Clinicopathologic analysis of TAFRO syndrome demonstrates a distinct subtype of HHV-8-negative multicentric Castleman disease
Am J Hematol. 2016 Feb;91(2):220-6. doi: 10.1002/ajh.24242.
<セッティング>
岡山大学+USケース
<研究デザインの型>
ケースシリーズ
<Population、およびその定義>
・1999年から2013年にHHV8陰性MCDと診断され、TAFRO症候群の腫瘍症状3つを満たすもの
・岡山大学病理部ファイルから臨床チームが厳選
・2名の米国患者(ヨーロッパ系およびスリランカ系)も追加 (詳細記載なし)
<Control、および、その定義>
HHV陰性形質細胞型のiMCD患者19名を同病理ファイルより抽出
<解析方法>
臨床データの二群間の比較:Fisher exact test、およびMann-Whitney U test
<結果>
■Tabel Ⅱ
・年齢に差はない
・TAFROではより全身状態が不良(PS≧2)
・骨髄生検は16例/25例のみにしか施行されず、5徴候すべての評価ができたのは16例のみ
・16例中9例が5徴候すべてを満たした(56.3%)
・血清CRPはTAFROで有意に高い(14.9 vs 5.9)
・PAIgGはTAFROの10例(10例/25例)のみで採取され9例で上昇(90%)平均 144 (range 12.5–1,340 ng/107cells)
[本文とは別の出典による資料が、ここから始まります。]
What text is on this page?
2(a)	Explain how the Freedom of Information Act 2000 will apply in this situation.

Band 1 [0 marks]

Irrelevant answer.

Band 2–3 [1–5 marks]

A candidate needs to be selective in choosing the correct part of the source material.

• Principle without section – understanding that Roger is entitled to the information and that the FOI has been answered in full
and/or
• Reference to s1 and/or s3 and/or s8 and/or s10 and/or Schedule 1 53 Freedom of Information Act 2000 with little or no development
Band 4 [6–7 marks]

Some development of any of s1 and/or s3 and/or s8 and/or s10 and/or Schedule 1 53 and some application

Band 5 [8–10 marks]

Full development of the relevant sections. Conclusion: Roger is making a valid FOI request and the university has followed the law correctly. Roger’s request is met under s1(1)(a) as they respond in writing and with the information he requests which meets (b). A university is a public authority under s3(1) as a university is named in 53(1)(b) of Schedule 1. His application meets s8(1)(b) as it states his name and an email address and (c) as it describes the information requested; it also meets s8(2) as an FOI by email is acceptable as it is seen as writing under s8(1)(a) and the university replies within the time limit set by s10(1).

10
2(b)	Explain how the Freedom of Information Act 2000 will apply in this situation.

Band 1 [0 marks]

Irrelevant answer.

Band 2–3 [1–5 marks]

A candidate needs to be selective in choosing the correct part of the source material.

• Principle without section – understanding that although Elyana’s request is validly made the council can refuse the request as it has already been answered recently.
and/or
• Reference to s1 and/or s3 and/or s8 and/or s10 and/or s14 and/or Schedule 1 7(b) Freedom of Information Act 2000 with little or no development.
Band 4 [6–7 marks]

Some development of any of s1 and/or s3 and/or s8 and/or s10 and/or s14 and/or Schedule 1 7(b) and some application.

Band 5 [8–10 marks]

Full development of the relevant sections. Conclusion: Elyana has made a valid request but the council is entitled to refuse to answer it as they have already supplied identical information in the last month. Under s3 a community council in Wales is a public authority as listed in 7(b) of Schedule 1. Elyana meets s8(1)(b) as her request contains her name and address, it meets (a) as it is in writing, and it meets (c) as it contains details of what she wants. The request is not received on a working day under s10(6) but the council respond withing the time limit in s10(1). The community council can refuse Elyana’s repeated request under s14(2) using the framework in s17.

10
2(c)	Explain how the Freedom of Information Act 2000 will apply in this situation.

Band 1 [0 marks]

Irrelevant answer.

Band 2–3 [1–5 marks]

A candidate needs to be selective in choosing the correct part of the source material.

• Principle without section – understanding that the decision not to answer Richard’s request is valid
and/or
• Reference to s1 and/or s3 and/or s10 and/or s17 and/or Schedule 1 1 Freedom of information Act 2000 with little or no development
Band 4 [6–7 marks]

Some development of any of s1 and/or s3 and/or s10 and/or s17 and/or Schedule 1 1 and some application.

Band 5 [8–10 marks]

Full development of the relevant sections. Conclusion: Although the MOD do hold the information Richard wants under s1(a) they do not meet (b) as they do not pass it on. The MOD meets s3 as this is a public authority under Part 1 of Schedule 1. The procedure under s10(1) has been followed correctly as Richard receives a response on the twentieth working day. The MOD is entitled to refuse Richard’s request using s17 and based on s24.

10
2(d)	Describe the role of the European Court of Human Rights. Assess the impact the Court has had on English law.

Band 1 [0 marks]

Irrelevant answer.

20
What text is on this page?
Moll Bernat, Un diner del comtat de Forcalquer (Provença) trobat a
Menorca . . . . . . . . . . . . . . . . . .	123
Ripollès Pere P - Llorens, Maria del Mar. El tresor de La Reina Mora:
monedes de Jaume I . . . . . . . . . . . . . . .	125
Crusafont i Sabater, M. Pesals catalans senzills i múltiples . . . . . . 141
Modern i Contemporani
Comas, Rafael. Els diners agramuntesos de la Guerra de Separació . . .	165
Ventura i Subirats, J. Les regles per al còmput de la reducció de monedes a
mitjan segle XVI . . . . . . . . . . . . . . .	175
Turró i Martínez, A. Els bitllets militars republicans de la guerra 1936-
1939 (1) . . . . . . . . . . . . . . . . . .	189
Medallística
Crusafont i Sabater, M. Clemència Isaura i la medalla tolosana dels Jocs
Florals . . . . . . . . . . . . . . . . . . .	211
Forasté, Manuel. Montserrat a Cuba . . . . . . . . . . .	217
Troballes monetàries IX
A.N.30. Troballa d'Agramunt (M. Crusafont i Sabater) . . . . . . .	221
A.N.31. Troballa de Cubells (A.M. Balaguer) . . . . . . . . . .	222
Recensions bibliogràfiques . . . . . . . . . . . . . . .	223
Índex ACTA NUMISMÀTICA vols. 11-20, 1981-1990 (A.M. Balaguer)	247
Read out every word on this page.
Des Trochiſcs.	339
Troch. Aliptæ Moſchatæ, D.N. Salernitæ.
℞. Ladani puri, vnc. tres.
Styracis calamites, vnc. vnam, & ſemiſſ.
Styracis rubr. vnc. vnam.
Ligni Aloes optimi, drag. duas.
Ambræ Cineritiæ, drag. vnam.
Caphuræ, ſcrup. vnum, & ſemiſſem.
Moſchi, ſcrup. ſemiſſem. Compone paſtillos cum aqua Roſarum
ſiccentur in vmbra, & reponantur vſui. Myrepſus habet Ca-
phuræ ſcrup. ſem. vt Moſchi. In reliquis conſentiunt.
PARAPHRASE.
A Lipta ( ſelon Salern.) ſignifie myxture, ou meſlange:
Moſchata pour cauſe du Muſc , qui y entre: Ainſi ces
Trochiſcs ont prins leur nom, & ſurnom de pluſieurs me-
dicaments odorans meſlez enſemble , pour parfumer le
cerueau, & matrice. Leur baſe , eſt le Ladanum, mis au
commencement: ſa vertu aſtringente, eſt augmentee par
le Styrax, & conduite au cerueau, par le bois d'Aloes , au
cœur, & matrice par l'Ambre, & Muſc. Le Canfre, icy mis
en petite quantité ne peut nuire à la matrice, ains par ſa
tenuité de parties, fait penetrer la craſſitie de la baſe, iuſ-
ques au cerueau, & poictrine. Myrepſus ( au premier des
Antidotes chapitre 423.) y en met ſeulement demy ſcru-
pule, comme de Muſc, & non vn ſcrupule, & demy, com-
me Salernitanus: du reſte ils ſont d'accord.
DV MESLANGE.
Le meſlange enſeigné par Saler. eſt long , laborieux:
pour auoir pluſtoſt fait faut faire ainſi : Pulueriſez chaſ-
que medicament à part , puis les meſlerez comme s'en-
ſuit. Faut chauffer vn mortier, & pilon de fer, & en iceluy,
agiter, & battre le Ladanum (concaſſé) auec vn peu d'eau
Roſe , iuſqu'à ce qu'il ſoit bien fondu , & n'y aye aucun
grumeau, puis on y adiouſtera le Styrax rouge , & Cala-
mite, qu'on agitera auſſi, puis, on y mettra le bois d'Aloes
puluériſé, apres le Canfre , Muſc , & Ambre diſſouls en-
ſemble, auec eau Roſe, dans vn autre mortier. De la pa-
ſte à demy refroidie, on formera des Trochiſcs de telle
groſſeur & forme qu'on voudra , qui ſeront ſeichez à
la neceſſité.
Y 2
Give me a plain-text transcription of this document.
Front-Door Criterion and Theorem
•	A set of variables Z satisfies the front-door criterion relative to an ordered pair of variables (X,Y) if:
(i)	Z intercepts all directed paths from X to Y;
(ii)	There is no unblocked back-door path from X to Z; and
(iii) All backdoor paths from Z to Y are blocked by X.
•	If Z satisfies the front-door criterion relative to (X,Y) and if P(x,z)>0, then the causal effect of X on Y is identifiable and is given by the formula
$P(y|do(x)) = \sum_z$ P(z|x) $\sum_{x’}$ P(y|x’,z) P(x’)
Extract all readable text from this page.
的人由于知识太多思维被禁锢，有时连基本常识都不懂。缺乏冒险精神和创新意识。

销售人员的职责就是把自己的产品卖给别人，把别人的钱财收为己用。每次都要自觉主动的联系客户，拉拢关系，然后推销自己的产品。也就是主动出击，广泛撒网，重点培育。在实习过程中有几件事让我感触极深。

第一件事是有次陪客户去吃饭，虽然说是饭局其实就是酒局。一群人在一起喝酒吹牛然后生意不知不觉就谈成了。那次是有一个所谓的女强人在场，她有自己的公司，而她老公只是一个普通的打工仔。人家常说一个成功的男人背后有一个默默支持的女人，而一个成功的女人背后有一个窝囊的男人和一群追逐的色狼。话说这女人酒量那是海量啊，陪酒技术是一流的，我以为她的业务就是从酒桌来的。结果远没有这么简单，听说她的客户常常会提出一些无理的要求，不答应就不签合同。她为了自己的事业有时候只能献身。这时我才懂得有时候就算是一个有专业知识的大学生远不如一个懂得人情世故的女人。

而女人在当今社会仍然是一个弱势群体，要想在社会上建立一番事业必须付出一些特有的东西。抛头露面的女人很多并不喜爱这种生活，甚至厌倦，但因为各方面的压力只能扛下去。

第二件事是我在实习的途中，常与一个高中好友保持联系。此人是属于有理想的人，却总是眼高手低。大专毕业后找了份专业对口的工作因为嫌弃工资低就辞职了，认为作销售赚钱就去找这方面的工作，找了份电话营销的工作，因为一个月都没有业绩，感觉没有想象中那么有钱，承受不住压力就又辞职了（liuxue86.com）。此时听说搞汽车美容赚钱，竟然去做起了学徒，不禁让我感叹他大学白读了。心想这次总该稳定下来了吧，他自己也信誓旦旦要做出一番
・ALPはTAFROで著名に上昇し、アイソザイムは肝臓
・数例のTAFROで腎障害の急速な進行があり、5例で一時的な人工透析を要した
・iMCDで著名な高ガンマグロブリン血症を呈した(17例/19例)のに比べ、TAFROでは高ガンマグロブリン血症は一例もなかった
・TAFROのリンパ節はほぼ全例、長軸方向に拡大していたが、腫大の程度はごくわずかであった(平均9mm、6-14mm)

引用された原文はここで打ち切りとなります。